A survival analysis approach to modeling and predicting vaccine success in the COVID-19 pandemic is a virtually unexplored field, utilizing statistical estimation techniques with widespread discussions of the monumental COVID-19 pandemic. Kaplan–Meier estimates of the probability for testing positive show that marginal differences put multiple doses of the Moderna vaccine across all ages at a slight advantage to those who received Pfizer—maintaining this slight difference over time (in most cases, at least for upwards of 30 days, and predicted to continue for longer periods). Those individuals 65 and older returned a small confidence interval result, showing an extended period of time with negligible difference between the two vaccines, with less than 5% probability of testing positive for the virus within a month post-third dose. At the same timestamp, the 20 to 39 (inclusive) age group presented the highest probability of testing positive; however, the limited population size of this group caused wider confidence intervals. Although generally, the findings for this age category are indicative of higher positivity trends, the wider confidence interval suggests slightly less precision in the computed results.

Finally, for all ages following two doses of either vaccine, there is a significantly low probability of testing positive for as many as 30 days post-vaccination. The highest probabilities of positivity resided with those who received Pfizer compared to the lowest probabilities associated with Moderna recipients.

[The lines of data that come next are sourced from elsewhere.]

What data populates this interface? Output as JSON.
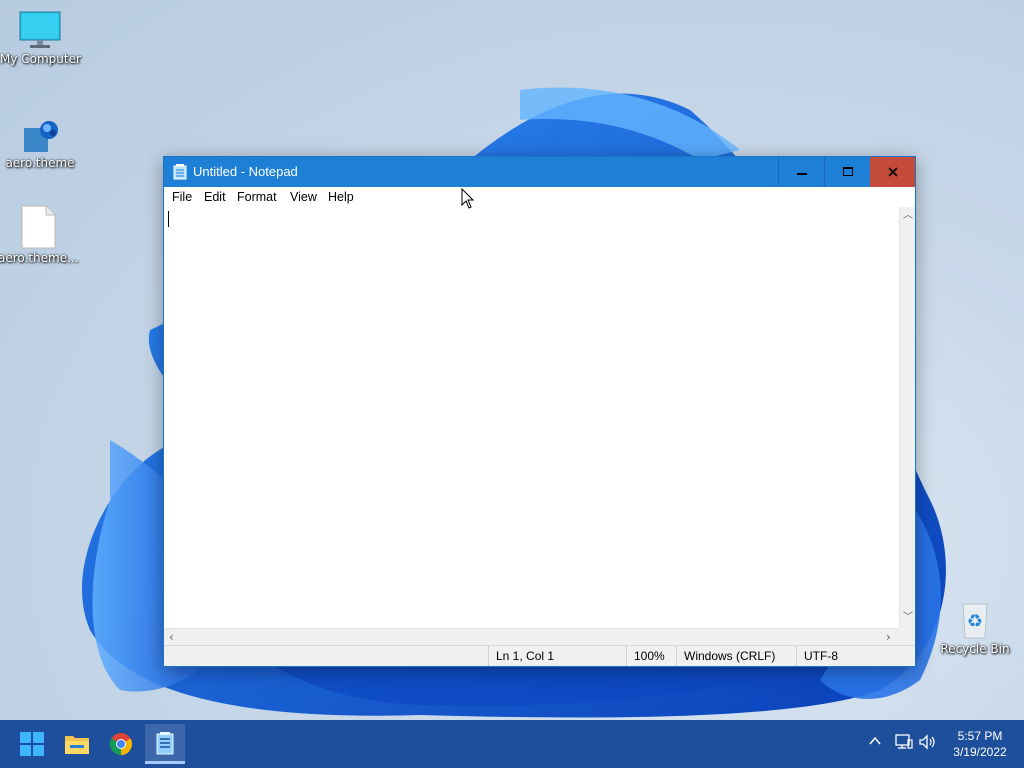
{
  "desktop": {
    "icons": [
      {
        "label": "My Computer"
      },
      {
        "label": "aero.theme"
      },
      {
        "label": "aero.theme..."
      },
      {
        "label": "Recycle Bin"
      }
    ]
  },
  "notepad": {
    "title": "Untitled - Notepad",
    "menu": [
      "File",
      "Edit",
      "Format",
      "View",
      "Help"
    ],
    "content": "",
    "status": {
      "position": "Ln 1, Col 1",
      "zoom": "100%",
      "line_ending": "Windows (CRLF)",
      "encoding": "UTF-8"
    }
  },
  "taskbar": {
    "apps": [
      "start-icon",
      "file-explorer-icon",
      "chrome-icon",
      "notepad-icon"
    ],
    "clock": {
      "time": "5:57 PM",
      "date": "3/19/2022"
    }
  },
  "colors": {
    "titlebar": "#1e7fd6",
    "close": "#c44a3a",
    "taskbar": "#1d4f9c"
  }
}
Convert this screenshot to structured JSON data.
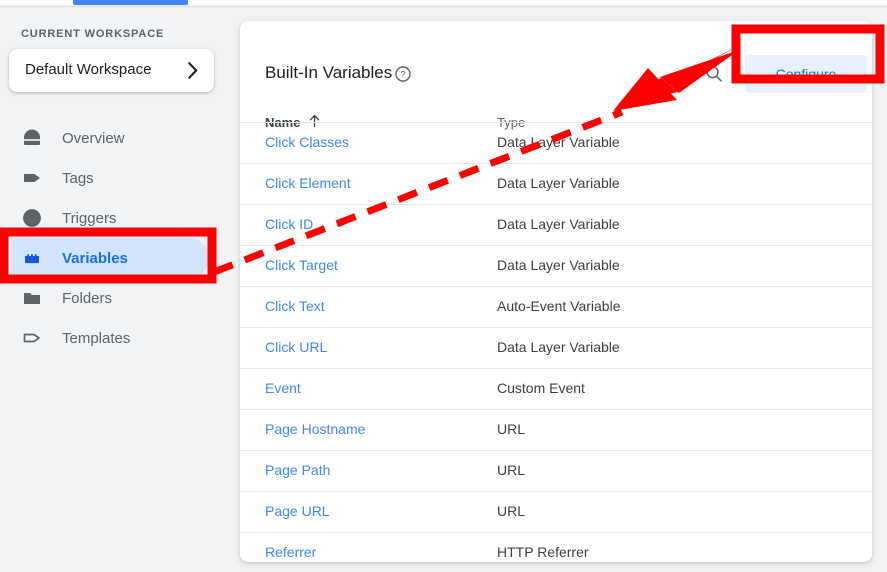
{
  "sidebar": {
    "workspace_section_label": "CURRENT WORKSPACE",
    "workspace_name": "Default Workspace",
    "chevron_icon": "chevron-right-icon",
    "items": [
      {
        "label": "Overview",
        "icon": "overview-icon",
        "active": false
      },
      {
        "label": "Tags",
        "icon": "tag-icon",
        "active": false
      },
      {
        "label": "Triggers",
        "icon": "trigger-icon",
        "active": false
      },
      {
        "label": "Variables",
        "icon": "variables-icon",
        "active": true
      },
      {
        "label": "Folders",
        "icon": "folder-icon",
        "active": false
      },
      {
        "label": "Templates",
        "icon": "template-icon",
        "active": false
      }
    ]
  },
  "card": {
    "title": "Built-In Variables",
    "help_icon": "help-circle-icon",
    "search_icon": "search-icon",
    "configure_label": "Configure",
    "columns": {
      "name": "Name",
      "name_sort": "ascending",
      "sort_icon": "arrow-up-icon",
      "type": "Type"
    },
    "rows": [
      {
        "name": "Click Classes",
        "type": "Data Layer Variable"
      },
      {
        "name": "Click Element",
        "type": "Data Layer Variable"
      },
      {
        "name": "Click ID",
        "type": "Data Layer Variable"
      },
      {
        "name": "Click Target",
        "type": "Data Layer Variable"
      },
      {
        "name": "Click Text",
        "type": "Auto-Event Variable"
      },
      {
        "name": "Click URL",
        "type": "Data Layer Variable"
      },
      {
        "name": "Event",
        "type": "Custom Event"
      },
      {
        "name": "Page Hostname",
        "type": "URL"
      },
      {
        "name": "Page Path",
        "type": "URL"
      },
      {
        "name": "Page URL",
        "type": "URL"
      },
      {
        "name": "Referrer",
        "type": "HTTP Referrer"
      }
    ]
  },
  "annotations": {
    "color": "#FF0000",
    "highlight_variables": "red-rectangle-around-variables-nav-item",
    "highlight_configure": "red-rectangle-around-configure-button",
    "arrow": "red-dashed-arrow-from-variables-to-configure"
  },
  "colors": {
    "page_background": "#f1f3f4",
    "card_background": "#ffffff",
    "accent_blue": "#1a73e8",
    "link_blue": "#4285f4",
    "active_pill": "#d2e3fc",
    "button_background": "#e8f0fe",
    "annotation_red": "#FF0000",
    "tab_indicator": "#4285f4"
  }
}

The results of this survival analysis approach to vaccine characterization support the general findings and directions of previous immunological studies, as well as broader public health messaging that vaccines are successful, and although differences in each immunization exist, their overall variances are negligible. As the Food and Drug Administration in the United States set forth plans for the fourth doses of vaccines in fall 2022 [48], the modeling-based insights into the vaccines support that additional doses during times of peaking infection can substantially minimize risks of becoming infected (and infectious). A probability of testing positive reaching values in excess of 20% after 38 days of full effectiveness from a vaccine (Figure 3) indicates that the fall months function as a strategic time for the rollout of additional inoculation to curb further spread of the virus. Survival analysis is a practical approach to deriving generalized plots of post-vaccine probability of infection. It is evident that higher uptake in the vaccination program, and multiple doses, can help reduce the probability that individuals will experience COVID-19 symptoms, seek testing, and receive a positive result. On this trajectory, fewer seriously ill cases can keep the threat of the virus at bay and safeguard public health and safety.